Since its first integration into imperial China during the early Han dynasty (121 BC), the Hexi Corridor in China’s northwestern Gansu province has been a strategically crucial frontier region, bridging between China’s heartland and Central Asia. However, the corridor’s arid and harsh climatic conditions have always made habitation challenging and have put economic development and the cultivation of land in conflict with the sensitive environment. The dissertation project is a regional study at the intersection of urbanism, globalization, as well as local cultures and landscapes. The research is informed by the region’s environmental history, which describes how landscapes have been generated through a process of human adaptation to forces of nature and anthropogenic interventions into natural cycles. The coupling of social and environmental systems, both in history and in ongoing spatial transformations, serves as a method to read the territorial context.
The project portraits the Hexi Corridor from two sides: First, by discussing current strategies that aim to attract investment for urban growth and economic development. And second, in contrast, by presenting measures that are undertaken to restore and protect land, water bodies, habitats, and ecosystems. This investigation is positioned in the context of China’s strong rural-urban divide and the everlasting socio-economic disparities between the country’s humid, coastal Southeast and arid, interior Northwest. The Chinese central government tries to curb this uneven development with economic and social restructuring, rapid urbanization, and the extended growth of infrastructures. In addition, it seeks to reposition China internationally, following the long-term vision of national rejuvenation.
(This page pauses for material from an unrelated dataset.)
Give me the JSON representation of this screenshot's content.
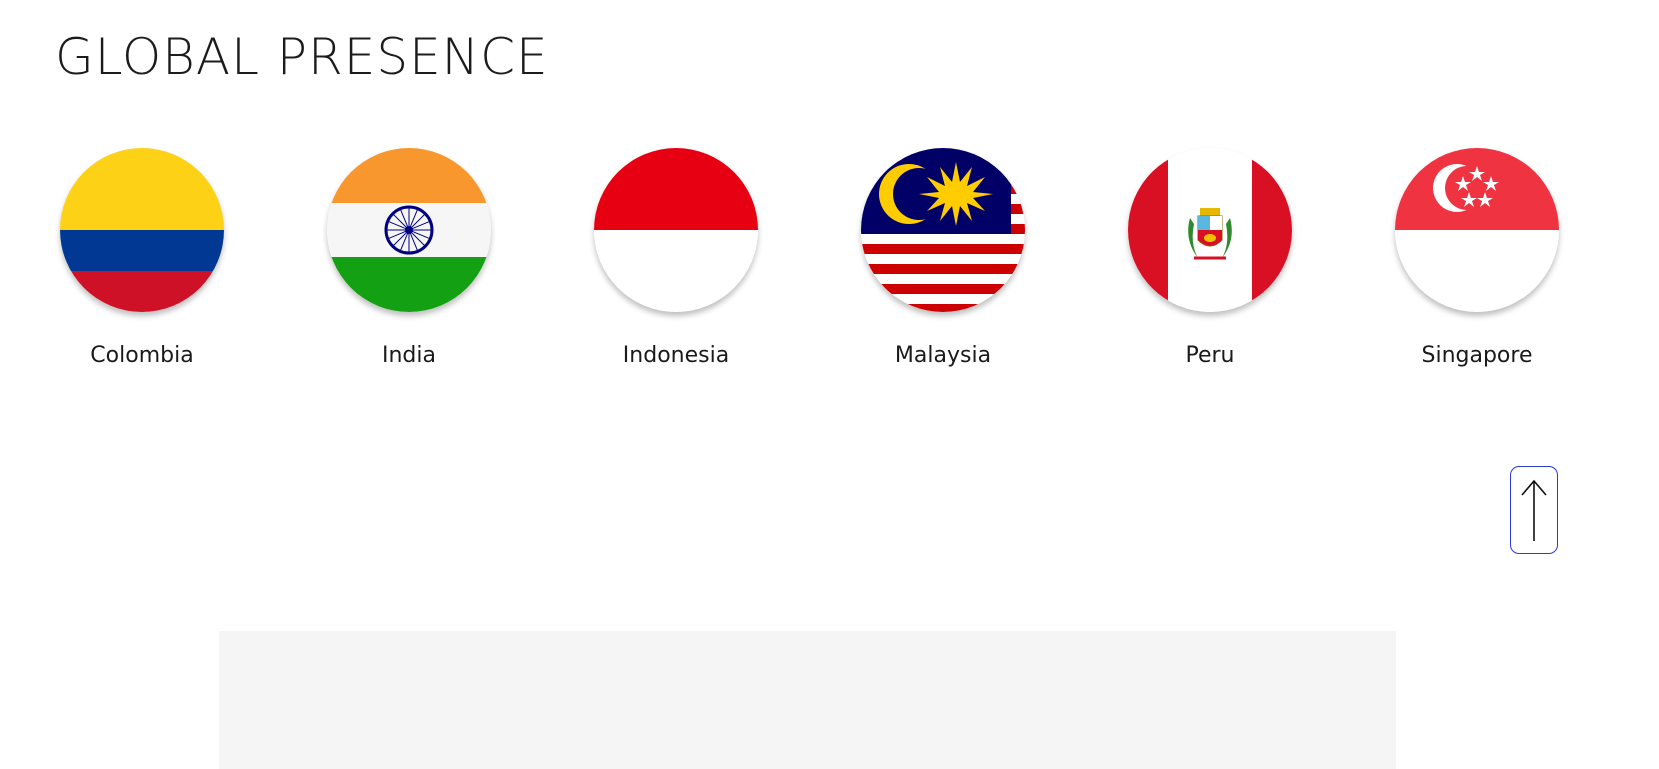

Plans for regional development, therefore, need to be seen in the context of geopolitical strategies that aim to connect China more strongly to world markets—particularly in the Northwest, where infrastructure projects linked to natural resources, transportation, and logistics as part of the Belt and Road Initiative are reshaping the physical environment.
Through the juxtaposition of such plans along the Hexi Corridor with environmental challenges and limitations that the region is facing, the thesis showcases how land cultivation and urbanism are inherently coupled to and dependent on the natural environment which raises questions about resilience and sustainability.
This research is part of the Urbanization of Rural China project.